As fate would have it, Joe Schusterman was surfing the Web about two years ago, looking for information on the Jewish Renewal movement. At the time, he had recently ended his term as the president of a Reform congregation, one that he declines to name. In the years since he'd moved to Dallas (he is originally from Egypt), he strove to maintain a connection to local synagogues, and as a college freshman he taught Sunday school at a local Reform temple.

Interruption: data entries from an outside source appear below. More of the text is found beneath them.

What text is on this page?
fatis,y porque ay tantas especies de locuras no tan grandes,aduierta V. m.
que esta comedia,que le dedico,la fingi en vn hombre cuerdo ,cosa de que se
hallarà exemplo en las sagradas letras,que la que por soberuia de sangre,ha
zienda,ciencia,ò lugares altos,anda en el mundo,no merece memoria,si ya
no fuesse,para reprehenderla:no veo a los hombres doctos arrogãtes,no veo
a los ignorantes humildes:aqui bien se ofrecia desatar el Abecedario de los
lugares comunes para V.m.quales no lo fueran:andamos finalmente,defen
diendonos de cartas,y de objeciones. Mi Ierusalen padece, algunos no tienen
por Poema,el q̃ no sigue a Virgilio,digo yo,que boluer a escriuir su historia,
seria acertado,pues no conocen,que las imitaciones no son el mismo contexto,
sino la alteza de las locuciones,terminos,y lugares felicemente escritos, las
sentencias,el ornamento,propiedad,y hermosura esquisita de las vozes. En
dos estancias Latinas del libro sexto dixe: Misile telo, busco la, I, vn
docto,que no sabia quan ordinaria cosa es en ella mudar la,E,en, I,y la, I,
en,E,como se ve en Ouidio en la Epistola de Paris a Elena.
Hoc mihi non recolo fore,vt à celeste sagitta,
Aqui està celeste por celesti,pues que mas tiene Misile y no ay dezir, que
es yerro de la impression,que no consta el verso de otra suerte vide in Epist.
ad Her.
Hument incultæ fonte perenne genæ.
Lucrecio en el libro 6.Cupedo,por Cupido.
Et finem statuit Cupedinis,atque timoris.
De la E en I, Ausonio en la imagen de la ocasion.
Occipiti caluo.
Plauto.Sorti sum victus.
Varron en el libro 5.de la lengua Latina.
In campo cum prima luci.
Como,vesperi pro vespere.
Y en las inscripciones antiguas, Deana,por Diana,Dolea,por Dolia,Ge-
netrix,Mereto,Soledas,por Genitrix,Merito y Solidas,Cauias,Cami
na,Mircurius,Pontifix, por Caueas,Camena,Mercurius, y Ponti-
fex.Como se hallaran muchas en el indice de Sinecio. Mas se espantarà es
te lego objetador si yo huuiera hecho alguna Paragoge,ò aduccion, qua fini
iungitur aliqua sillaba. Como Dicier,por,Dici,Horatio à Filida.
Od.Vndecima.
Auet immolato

But years later, as president of a Reform congregation, he found people more interested in promoting social and political agendas--feminism and ecology, for example--than in spiritual issues. He looked elsewhere. He looked to Jewish Renewal. About two years ago, he attended his first such service at a temple in Fayetteville, Arkansas. Impressed by the fervency with which the group worshiped--along with singing, they used drums, something the Orthodox don't do--Schusterman thought of starting a congregation in Dallas. Soon, a member of the Jewish Renewal's main office in Philadelphia told him there was a woman in Dallas affiliated with the movement. Eventually, he convinced that woman--Hesha Abrams--to start a group with him.

Their first meeting together attracted more than a dozen people, among them Susan Harris, who followed Schusterman from that unnamed Reform temple.

She herself had become disillusioned with the temple, particularly because they had wanted to hold a garage sale on a Saturday, the Jewish day of rest. Harris, a 48-year-old accountant, decided she had to look elsewhere for spiritual respite.

In March of 1999, on Purim, a holiday that commemorates the Jews' redemption from death in ancient Persia, she showed up at Schusterman's home with a brass menorah in hand. Everyone invited had been told to bring a religious object that was dear to him or her. One person brought Sabbath candle sticks. Another brought a prayer shawl. While sharing memories, Harris began to sense that she belonged among these people. She has been a member ever since.

"I spend so much of my day with people who judge so much of what you do," she says. "This is a quiet place."


The Day of Rest was coming. And on a recent night, they gathered to usher it in at Joe Schusterman's house. On this Friday evening, this Sabbath eve, Hesha Abrams places a colorful prayer shawl with maroon trim around her shoulders. Everyone gathers around her, taking a seat in one of several chairs placed in a circle.

Her voice rises. The others soon follow. "How pleasant," they all sing in Hebrew, "to sit among one's brothers."

She extends her arms to those beside her and sways back and forth. Soon, everyone does the same, moving back and forth as if they were at a camp site, gathered around a fire.

Place your worries into the fire, she says. One by one, they briefly name their worries. For one, an HMO. For another, a broken car. The songs begin.

Later, as the music dies down, an older woman leaves the room for a second. When she returns, she holds a large, heavy Torah scroll encased in multicolored velvet. On this night, Ruach Torah gets its first-ever Torah, this one donated by an Irving Conservative congregation that is folding because its rabbi had accepted a post in another city.

"Thank you for planting your tree here," says Abrams about this Torah, this Tree of Life, as the Jews call it.

A teary Schusterman stands silently to the side, his arm wrapped around his wife, Sherry. A Mormon by birth, she converted to Judaism through the Reform movement more than 20 years ago.

In the minutes ahead, they dance around the room. They sing. And later, they place the scroll on the table in the dining room, where Abrams speaks in a soft, enthusiastic voice of the precision with which a scribe must have labored for more than a year to write each and every Hebrew word of the five Books of Moses. As several members unroll the parchment, the room quiets. They are at the beginning, the start of the Torah.

"In the beginning..." Haltingly, slowly, they read the words in Hebrew.